The night of our wedding rehearsal arrived, and my Dad and I were in the foyer of the church with my wedding director getting ready to practice him escorting me down the aisle. We were already running a little behind due to most of the wedding party getting stuck in traffic on the way to the church, and right as we were ready to cue the music, my Aunt and Uncle walked in the foyer doors. We turned around to wave at them really quickly, but they signaled that they needed to talk to my Dad. He went over to speak with them for a few minutes, and my wedding planner and I started to get impatient because we thought they were simply catching up. So to speed things up a little, I called out "Dad!" and he turned with that look in his face that said there was something seriously wrong. When he was finally able to join us again, I hooked my arm in his and he told me that my grandmother just had an aneurysm. It was the last thing I expected to hear, and I don't know exactly how to describe my response. I was shocked and just kept asking my Dad questions to keep from getting upset on our practice trip down the aisle.

It didn't hit me until the actual dinner started later that evening that my grandmother would not be at our wedding, something I knew she had been looking forward to for quite some time. I had a short cry in the bathroom with my mom and best friend Jenny, and then tried to enjoy the rest of the evening. The wedding went on the next day like a dream, but I couldn't help but feel like something very special was missing. Once Kyle and I returned from Jamaica, we went to see her in the ICU at Emory in Atlanta. During our honeymoon, she'd had brain surgery and it was very difficult to see her the way she was, limbs swollen and staples in her head from the large surgery incision. I was able to hold her hand and receive a small response from her, and Kyle and I prayed fervently over her for her healing. And that was the last time I saw her.

After a long journey of one step forward and two steps back, Meemaw passed away and became united with our precious Savior on August 12, 2010. This entire experience has been very humbling, opening my eyes to just how self-focused I was before our wedding. It definitely forces you to take a step back and really realize how each day is a gift, and you never know if you will have tomorrow. I don't know how many times I've heard people around me say that, and I would just pass it off, but now I know what they are talking about. It makes you wonder at the end of the day, what have I done today that has eternal value? {"All this is for your benefit, so that the grace that is reaching more and more people may cause thanksgiving to overcome to the glory of God. Therefore we do not lose heart. Though outwardly we are wasting away, yet inwardly we are being renewed day by day.

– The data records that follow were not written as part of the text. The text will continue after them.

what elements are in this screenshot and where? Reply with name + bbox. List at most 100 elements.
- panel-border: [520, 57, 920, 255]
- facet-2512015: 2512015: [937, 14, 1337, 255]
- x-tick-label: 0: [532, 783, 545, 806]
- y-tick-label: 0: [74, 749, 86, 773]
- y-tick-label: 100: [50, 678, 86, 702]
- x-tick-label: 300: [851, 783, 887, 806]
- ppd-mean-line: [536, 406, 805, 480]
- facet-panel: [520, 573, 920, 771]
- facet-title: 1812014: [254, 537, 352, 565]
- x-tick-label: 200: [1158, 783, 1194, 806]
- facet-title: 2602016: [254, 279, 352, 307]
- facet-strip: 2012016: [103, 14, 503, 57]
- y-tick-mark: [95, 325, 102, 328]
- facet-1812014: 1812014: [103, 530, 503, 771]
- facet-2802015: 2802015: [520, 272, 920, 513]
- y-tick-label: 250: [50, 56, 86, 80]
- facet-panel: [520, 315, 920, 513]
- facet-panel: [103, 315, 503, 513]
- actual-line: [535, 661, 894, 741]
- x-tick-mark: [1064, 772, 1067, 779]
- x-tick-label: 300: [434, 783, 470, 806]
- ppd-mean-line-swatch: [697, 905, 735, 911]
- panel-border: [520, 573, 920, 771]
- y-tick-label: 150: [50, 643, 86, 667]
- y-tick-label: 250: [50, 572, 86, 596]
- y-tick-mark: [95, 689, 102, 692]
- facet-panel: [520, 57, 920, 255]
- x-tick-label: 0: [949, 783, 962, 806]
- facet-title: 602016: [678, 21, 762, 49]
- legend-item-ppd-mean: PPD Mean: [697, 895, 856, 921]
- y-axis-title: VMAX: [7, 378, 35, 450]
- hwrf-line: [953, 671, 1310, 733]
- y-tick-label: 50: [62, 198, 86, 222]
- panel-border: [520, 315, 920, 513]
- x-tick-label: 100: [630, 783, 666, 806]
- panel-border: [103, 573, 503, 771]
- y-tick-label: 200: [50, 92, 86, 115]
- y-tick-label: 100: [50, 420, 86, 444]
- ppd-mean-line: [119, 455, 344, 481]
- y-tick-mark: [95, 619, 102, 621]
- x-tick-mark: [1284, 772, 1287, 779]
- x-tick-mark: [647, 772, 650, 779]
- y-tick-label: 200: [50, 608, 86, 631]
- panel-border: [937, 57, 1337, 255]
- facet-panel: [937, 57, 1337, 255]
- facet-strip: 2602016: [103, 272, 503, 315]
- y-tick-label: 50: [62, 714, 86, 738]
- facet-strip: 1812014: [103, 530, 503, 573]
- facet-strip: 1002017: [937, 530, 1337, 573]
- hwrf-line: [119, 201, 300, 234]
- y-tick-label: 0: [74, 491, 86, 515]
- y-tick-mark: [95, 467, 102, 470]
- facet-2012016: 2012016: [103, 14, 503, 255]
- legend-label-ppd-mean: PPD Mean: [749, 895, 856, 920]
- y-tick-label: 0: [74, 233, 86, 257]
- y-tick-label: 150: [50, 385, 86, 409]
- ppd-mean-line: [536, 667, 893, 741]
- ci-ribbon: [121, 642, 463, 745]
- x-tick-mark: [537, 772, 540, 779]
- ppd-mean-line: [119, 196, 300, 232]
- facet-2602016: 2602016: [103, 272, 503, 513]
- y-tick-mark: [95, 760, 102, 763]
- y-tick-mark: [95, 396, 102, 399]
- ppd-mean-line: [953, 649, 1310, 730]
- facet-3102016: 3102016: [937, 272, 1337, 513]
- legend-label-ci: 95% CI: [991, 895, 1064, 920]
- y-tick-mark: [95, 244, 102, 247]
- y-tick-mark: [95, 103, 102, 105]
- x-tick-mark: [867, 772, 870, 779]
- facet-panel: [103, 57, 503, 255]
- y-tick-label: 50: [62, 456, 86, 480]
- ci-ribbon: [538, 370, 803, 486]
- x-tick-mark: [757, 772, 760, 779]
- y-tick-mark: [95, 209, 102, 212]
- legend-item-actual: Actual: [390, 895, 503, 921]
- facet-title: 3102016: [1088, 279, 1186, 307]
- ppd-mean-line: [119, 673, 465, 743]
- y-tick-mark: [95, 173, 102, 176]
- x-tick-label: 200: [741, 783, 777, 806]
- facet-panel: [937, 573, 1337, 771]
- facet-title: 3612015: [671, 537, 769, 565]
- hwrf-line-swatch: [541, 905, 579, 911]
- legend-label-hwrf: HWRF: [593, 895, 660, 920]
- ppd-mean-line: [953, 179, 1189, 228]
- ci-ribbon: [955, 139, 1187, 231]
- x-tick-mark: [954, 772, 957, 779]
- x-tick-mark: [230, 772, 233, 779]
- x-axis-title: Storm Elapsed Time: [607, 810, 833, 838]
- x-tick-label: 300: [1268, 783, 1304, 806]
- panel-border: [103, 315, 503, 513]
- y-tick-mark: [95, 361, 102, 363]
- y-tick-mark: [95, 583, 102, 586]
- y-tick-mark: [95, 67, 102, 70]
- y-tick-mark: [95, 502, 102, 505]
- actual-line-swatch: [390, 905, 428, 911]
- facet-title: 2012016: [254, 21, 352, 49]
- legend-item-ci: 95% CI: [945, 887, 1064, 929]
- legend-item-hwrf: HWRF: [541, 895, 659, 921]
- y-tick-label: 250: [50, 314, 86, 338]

For our light and momentary troubles are achieving for us an eternal glory that far outweighs them all. So we fix our eyes not on what is seen, but on what is unseen. For what is seen is temporary, but what is unseen is eternal. -2 Corinthians 4:15-18}

Words are not enough to thank everyone who came out to her visitation and funeral, it meant so much to have that reassuring support system around us. I think the most meaningful moment was near the end of the burial service, and my Pawpaw was sitting by himself on one of the chairs under the tent. He had finished speaking with everyone, and people were slowly trickling back to their cars and headed home. Pawpaw was content to sit there and gaze upon his bride, soaking up those last few moments before they put her in the ground. I can't imagine what was going through his head, but from the peace on his face I know I just had a glimpse of true love.

Meemaw, you are dearly missed, but I look forward to seeing you again someday!